Giant Prediction: Gold Prices Will Hit Record Levels This Date! - Coinleaks
Current Date:September 21, 2024

Giant Prediction: Gold Prices Will Hit Record Levels This Date!

The Fed’s more neutral stance on interest rates will continue to be supportive for gold prices. But an international bank warns investors that the precious metal could see some weakness in the near term. However, one market analyst advises investors to focus on the broader uptrend in the market.

Commerzbank raises target for gold prices

cryptocoin.com As you follow, last week, the Fed increased interest rates by 25 basis points. However, it has signaled its readiness to keep interest rates steady. After that, the gold market approached an all-time high of $4. Thu Lan Nguyen, head of commodity research at Commerzbank, says the Fed is unlikely to raise rates any further in the current environment. As a result, it raises its year-end gold price target from $1,950 to about $2,000.
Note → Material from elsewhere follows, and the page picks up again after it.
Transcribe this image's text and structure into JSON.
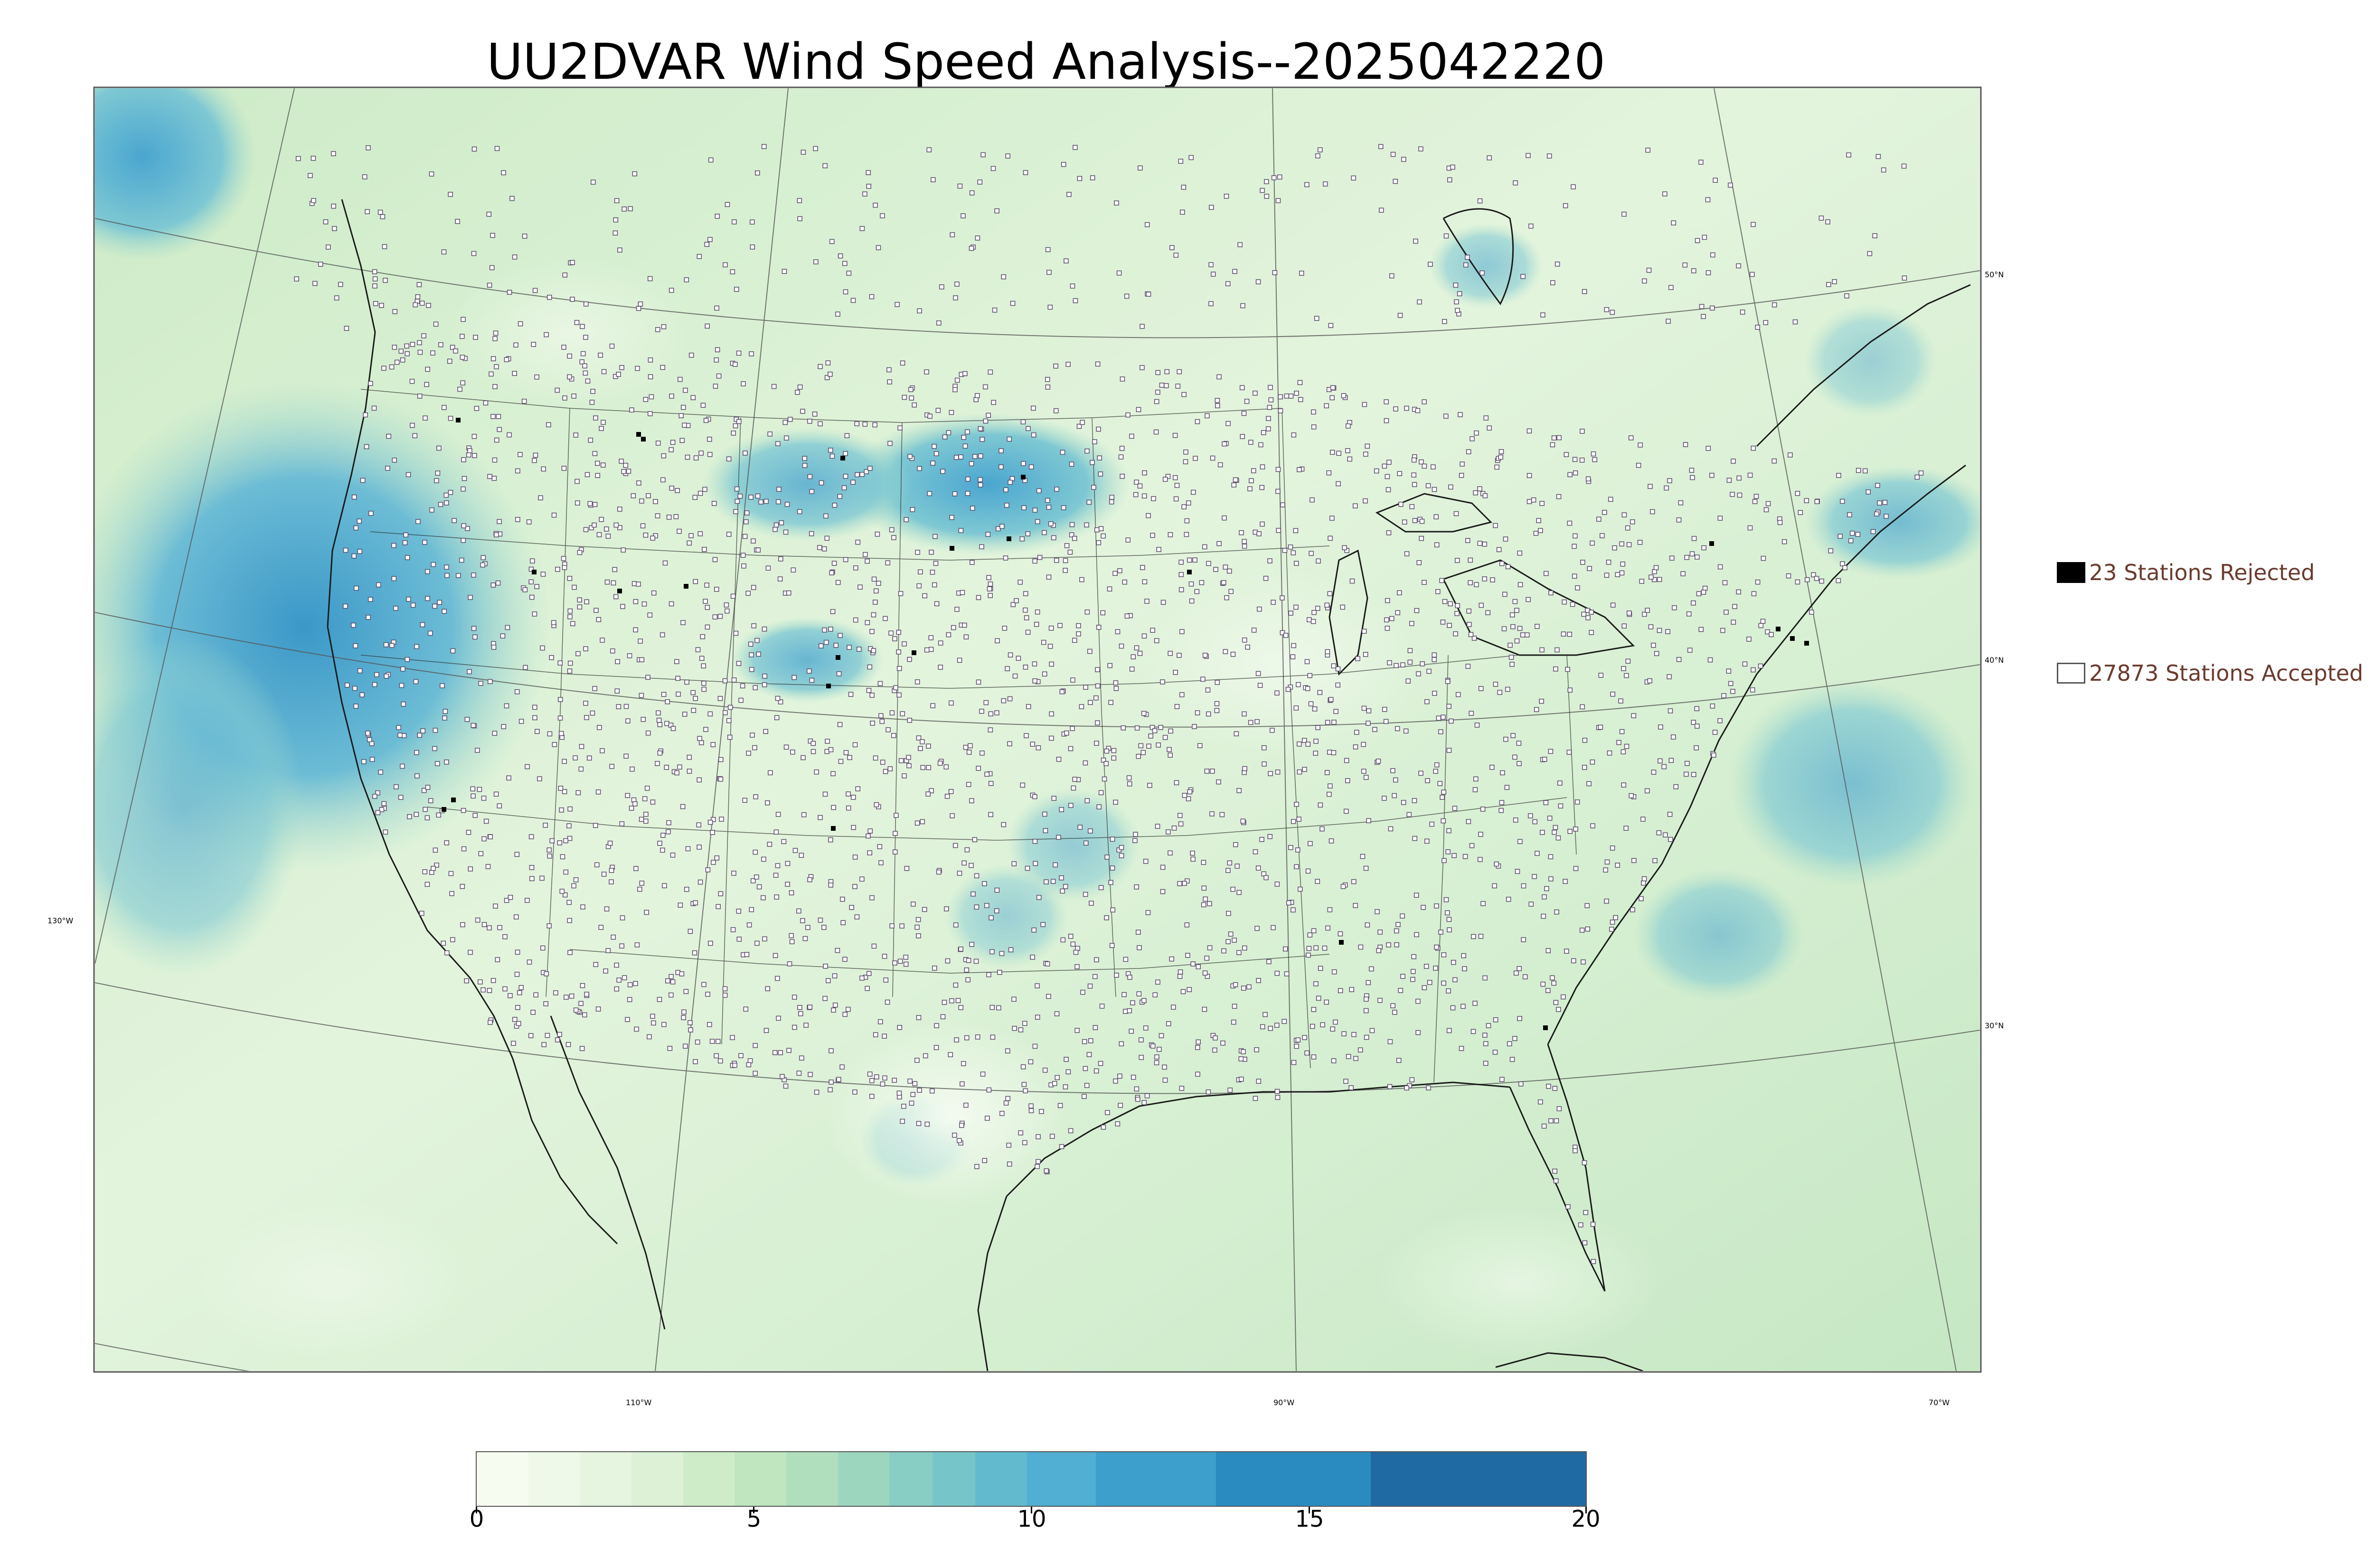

In its quarterly targets, Commerzbank expects gold prices to remain steady at an average of $2,050 in the fourth quarter of this year and the first quarter of 2024. The German bank is on the rise in gold. However, Nguyen says investors will likely have to wait until at least the second quarter of next year for gold to rise above all-time highs. The Fed has no plans to raise interest rates anytime soon. However, Commerzbank says it is unlikely they will cut interest rates this year. From this point of view, Nguyen makes the following assessment in his report:

The Fed ended the rate hike cycle a little earlier than we expected. However, our US experts continue to think a rate cut is unlikely this year. Fed Chairman Jerome Powell also rejected such expectations at a press conference after the meeting. All in all, inflation is still well above the Fed’s target, with 5.6% recently. Also, it will probably take some time to consistently approach the 2% target.

Then gold is likely to rise above $2,000 permanently.

Despite Jerome Powell’s comments that pushed back the idea of ​​a rate cut this year, the market expects rates to end the year about 100 basis points lower. Meanwhile, markets are pricing in the first rate cut by September. Changing market expectations seem to put pressure on gold. However, Nguyen says he sees solid support around $2,000 from the previous base $1,900 for the precious metal. In this context, Nguyen makes the following statement:

We do not believe that interest rate cuts are completely off the table. We only anticipate that it will happen later (early next year) than the market is currently pricing. As soon as the Fed makes the possibility of a reversal in interest rates clearer, the price of gold is likely to rise permanently and more significantly above the $2,000 level. But we expect that to happen only towards the end of this year.

Gold prices will be much higher in five years!

Degussa’s chief economist, Thorsten Polleit, says investors should use the weakness in gold prices to build a strategic long-term position. Polleit said, “If you are a long-term investor and want to hold gold for the next five years, then this is the right price. Looking beyond the noise, gold prices will be much higher five years from now,” he says.

Gold prices have not reached all-time highs for now. However, Polleit predicts that gold will end the year around $2,200. He adds that investors just need to be a little patient. In this context, the analyst says, “I am actually considering raising my year-end target because of the way gold moves.”

Markets are pricing in rate cuts this year because…

Thorsten Polleit points out the mismatch between market expectations and Powell’s comments. He says this has created some safe-haven demand for gold. Polleit adds that he hasn’t seen such a long-term difference in what the market is pricing compared to central bank comments. In addition, the analyst comments:

Markets are pricing in rate cuts this year. Because there is growing distrust of central bankers’ predictive ability. Even if the Fed doesn’t cut rates as soon as markets expect, there’s still plenty of support for gold. Because interest rates will go down. It’s only a matter of time.

Uncertain economic environment will continue to push investors to gold

Looking ahead, Polleit says he thinks the Fed will cut interest rates in the second half of the year. The analyst sees it as unlikely that the Fed will have enough information to cut interest rates before summer. Looking beyond interest rates and inflation, Polleit notes, another area where the Federal Reserve and other central banks are losing credibility is the growing banking crisis. The analyst says the Fed downplayed the banking crisis to the detriment of investors. He expresses his views on this matter as follows:

The banking crisis is significant and is only just beginning. The flow of funds from small and medium-sized banks is real. At the same time, they see higher capital costs. We also haven’t seen the full impact of the commercial real estate market yet.

Polleit says that this uncertain economic environment will continue to push investors to the bottom. The analyst states that in an environment where the bond market is struggling with the dollar, there are few options left for investors. Polleit is also considering what will bring gold below $2,000. In this context, the analyst notes that he does not think that any of the new trends such as the decrease in globalization in the global market or the de-dollarization will change anytime soon.